William Finnegan is an addict. his life for decades revolved entirely around surfing and this addition took him across the world surfing in Hawaii, Indonesia, Fiji, Australia, South Africa, Madeira and more. There's also a distinct sense of growing maturity in the book, as Finnegan travels and experiences poverty and inequality first-hand, reaching a crescendo when he reaches apartheid ridden South Africa and takes up a job teaching black students.
Finnegan was lucky, in a number of ways. He grew up at a time where travel was relatively affordable, when income disparity wasn't what it is today and kitchen and manual labour jobs paid a decent wage, at least enough to get by on. Critically, this was a time before the internet, communication was neither cheap nor instantaneous. There was still a sense of etiquette within the surf community, who tried keeping their waves private to avoid crowds turning up.
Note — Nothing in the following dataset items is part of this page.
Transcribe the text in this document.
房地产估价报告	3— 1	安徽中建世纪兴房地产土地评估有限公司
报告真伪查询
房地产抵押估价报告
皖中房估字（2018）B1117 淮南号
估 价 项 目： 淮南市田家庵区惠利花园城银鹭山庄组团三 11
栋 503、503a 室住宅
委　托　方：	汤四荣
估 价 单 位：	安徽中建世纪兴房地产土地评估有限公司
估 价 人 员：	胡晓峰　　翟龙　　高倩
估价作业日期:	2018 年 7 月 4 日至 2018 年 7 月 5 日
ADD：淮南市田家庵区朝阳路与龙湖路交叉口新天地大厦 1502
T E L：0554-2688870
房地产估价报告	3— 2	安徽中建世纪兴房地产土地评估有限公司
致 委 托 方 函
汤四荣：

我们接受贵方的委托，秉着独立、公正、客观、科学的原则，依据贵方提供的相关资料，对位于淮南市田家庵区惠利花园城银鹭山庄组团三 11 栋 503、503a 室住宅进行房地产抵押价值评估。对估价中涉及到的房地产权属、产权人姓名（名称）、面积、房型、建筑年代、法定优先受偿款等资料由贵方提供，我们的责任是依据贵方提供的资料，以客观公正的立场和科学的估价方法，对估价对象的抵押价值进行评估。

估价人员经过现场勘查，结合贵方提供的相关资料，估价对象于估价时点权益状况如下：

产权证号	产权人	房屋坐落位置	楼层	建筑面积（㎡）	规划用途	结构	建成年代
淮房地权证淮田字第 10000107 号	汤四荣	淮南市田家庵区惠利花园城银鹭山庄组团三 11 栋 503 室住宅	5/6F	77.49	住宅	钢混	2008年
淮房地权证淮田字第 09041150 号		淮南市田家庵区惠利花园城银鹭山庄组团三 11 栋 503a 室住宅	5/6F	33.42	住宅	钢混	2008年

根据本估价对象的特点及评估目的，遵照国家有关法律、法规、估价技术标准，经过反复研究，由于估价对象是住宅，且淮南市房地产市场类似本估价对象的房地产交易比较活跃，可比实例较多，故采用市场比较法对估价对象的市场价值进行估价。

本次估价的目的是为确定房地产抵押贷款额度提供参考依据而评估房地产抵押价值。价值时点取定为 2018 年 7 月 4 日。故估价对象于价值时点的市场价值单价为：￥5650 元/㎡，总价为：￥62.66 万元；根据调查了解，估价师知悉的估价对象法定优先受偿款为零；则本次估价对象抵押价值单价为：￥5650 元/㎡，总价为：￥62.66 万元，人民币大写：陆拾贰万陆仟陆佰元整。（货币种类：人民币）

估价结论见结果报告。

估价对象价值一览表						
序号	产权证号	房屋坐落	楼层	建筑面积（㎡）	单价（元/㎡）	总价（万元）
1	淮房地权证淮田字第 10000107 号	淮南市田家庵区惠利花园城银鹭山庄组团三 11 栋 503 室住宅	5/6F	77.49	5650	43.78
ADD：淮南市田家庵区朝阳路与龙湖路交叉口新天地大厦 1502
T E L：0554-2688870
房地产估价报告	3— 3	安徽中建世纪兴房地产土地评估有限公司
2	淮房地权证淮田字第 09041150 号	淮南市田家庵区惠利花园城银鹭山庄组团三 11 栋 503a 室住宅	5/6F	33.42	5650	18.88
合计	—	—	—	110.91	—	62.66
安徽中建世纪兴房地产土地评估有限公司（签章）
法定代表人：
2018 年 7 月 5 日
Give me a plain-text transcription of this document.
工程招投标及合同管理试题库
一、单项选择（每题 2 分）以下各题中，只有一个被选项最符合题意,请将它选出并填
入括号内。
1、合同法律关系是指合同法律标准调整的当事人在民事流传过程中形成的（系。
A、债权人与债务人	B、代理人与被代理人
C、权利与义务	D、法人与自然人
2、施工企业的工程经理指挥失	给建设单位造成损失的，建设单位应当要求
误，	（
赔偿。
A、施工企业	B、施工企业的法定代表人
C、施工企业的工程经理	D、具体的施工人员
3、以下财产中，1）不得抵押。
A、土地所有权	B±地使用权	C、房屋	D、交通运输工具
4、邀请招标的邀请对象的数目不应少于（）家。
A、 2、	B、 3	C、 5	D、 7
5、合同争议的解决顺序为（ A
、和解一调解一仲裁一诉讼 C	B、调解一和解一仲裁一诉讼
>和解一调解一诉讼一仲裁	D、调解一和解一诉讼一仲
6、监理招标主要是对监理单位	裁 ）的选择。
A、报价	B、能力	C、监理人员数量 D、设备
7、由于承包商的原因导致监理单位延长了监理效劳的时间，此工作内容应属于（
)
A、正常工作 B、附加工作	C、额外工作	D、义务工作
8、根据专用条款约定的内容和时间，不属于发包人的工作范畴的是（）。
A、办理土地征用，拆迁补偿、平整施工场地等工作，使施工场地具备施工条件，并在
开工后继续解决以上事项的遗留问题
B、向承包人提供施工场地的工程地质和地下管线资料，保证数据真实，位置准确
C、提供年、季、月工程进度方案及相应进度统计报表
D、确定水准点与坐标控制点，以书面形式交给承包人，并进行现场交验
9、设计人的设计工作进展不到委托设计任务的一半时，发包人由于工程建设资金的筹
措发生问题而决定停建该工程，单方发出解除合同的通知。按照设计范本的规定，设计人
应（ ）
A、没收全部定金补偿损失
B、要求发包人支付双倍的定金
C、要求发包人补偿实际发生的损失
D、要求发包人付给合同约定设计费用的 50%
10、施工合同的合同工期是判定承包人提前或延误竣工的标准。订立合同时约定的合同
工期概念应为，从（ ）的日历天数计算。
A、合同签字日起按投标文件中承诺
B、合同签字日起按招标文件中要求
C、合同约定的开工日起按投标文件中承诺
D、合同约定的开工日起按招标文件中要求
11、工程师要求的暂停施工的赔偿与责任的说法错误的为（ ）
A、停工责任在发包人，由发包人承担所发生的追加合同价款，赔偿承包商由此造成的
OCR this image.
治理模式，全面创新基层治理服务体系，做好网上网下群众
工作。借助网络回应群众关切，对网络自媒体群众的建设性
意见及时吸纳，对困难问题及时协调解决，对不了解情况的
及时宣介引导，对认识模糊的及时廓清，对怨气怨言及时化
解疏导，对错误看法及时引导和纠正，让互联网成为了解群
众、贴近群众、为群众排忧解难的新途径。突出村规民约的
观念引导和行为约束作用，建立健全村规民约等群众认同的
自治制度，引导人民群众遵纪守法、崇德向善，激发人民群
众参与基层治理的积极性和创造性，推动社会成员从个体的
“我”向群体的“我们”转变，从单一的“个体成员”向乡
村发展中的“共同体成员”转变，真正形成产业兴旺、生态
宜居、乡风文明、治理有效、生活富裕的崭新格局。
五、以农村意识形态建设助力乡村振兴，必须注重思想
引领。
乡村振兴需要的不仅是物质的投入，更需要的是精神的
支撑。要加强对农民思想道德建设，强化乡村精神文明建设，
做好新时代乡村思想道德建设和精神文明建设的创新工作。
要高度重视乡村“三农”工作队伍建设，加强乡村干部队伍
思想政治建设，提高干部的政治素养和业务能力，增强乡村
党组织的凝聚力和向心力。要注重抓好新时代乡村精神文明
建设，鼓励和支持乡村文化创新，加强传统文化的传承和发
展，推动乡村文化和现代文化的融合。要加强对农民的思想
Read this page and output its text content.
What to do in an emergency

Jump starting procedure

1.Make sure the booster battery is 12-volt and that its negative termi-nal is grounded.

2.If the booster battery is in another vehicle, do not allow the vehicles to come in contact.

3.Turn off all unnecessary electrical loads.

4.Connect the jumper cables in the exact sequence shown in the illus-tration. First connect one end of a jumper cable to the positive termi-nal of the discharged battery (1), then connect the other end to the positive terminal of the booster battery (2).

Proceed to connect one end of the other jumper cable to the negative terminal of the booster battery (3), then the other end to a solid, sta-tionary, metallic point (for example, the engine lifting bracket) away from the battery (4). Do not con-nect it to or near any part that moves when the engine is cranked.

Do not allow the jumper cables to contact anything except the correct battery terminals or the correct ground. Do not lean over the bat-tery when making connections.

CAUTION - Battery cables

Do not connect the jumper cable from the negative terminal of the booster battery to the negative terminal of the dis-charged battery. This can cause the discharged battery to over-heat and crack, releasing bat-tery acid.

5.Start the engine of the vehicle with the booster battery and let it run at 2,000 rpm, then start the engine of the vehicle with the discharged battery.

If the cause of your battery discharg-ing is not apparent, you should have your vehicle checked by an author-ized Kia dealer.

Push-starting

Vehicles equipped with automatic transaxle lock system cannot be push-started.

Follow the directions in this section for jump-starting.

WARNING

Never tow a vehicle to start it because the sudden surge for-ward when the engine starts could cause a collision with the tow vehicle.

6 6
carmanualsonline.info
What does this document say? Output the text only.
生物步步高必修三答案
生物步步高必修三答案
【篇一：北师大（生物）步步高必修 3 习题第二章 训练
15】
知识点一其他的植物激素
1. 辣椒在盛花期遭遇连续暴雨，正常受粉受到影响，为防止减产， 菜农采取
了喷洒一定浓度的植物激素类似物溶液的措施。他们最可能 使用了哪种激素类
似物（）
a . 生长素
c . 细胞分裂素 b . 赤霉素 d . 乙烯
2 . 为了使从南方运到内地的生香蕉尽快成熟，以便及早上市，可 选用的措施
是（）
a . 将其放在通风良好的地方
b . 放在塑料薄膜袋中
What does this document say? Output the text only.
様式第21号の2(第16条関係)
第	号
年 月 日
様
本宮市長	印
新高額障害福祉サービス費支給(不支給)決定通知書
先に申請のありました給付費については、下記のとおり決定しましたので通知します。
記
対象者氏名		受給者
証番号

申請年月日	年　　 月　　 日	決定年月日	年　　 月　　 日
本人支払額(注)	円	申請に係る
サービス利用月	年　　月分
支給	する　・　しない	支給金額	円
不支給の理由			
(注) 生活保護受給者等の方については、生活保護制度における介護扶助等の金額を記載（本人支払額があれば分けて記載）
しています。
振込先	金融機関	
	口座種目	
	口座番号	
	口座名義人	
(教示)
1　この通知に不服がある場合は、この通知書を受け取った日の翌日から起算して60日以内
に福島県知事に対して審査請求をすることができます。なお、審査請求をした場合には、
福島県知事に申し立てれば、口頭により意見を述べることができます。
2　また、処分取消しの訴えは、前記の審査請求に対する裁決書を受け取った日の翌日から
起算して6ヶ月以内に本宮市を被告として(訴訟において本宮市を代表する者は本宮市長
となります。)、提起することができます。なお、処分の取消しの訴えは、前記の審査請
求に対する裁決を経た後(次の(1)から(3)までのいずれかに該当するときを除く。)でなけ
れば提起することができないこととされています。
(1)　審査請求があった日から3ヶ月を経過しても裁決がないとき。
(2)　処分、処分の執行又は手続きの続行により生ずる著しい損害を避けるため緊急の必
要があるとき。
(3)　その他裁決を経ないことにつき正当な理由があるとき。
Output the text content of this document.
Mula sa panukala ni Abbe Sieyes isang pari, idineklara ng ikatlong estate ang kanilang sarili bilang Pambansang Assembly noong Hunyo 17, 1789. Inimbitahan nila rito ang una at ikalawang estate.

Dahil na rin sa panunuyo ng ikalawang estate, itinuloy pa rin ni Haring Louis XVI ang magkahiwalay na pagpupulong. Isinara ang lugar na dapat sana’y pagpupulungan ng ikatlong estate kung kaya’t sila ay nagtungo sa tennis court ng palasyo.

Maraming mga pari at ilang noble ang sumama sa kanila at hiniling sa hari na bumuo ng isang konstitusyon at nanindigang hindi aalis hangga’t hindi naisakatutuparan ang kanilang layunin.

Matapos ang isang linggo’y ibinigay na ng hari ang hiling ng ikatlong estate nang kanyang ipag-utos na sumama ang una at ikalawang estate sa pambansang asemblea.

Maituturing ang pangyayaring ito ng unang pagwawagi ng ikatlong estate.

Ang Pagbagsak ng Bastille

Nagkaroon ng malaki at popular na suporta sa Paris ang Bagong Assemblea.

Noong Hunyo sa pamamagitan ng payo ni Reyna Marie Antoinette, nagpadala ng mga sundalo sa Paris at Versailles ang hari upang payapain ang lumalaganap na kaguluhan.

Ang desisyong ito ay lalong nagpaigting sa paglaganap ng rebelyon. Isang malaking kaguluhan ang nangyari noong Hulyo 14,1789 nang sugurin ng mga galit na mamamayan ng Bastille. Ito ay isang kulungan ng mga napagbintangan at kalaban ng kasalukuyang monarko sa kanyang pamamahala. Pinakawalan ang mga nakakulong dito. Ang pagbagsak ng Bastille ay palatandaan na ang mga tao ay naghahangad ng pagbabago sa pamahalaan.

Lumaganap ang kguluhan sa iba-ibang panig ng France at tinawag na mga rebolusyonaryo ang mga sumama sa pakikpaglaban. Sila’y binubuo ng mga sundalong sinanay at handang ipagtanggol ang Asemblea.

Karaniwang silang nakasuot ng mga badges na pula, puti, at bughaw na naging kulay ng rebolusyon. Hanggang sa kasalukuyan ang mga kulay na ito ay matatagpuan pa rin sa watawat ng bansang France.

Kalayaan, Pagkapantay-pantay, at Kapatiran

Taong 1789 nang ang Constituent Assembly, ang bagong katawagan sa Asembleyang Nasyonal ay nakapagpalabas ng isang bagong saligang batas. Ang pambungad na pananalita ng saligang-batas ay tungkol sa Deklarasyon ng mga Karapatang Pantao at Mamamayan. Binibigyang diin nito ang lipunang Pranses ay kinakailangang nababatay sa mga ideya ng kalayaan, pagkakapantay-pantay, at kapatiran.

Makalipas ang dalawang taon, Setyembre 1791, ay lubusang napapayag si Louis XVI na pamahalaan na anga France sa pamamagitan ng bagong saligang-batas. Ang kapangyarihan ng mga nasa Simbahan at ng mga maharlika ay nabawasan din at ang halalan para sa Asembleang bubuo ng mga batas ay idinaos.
All this has changed now, and I don't think we'll ever see the like again. Finnegan laments the commercialisation of the sport, Taravua being turned into a resort and the wave he discovered being destroyed by building projects to attract tourists. There's a similar situation in Madeira, where development of Jardim do Mar turned the waves from a surfing mecca to something entirely too dangerous to attempt.
I was watching the Andy Irons documentary on AP last night and was struck by how much things have changed in the surfing world from how Finnegan portrays it to the multi-billion dollar industry it is today. There's certainly an element of sadness to that.
After more than a year stuck in the UK, unable to travel. You can do a lot worse than live vicariously through Finnegan's story.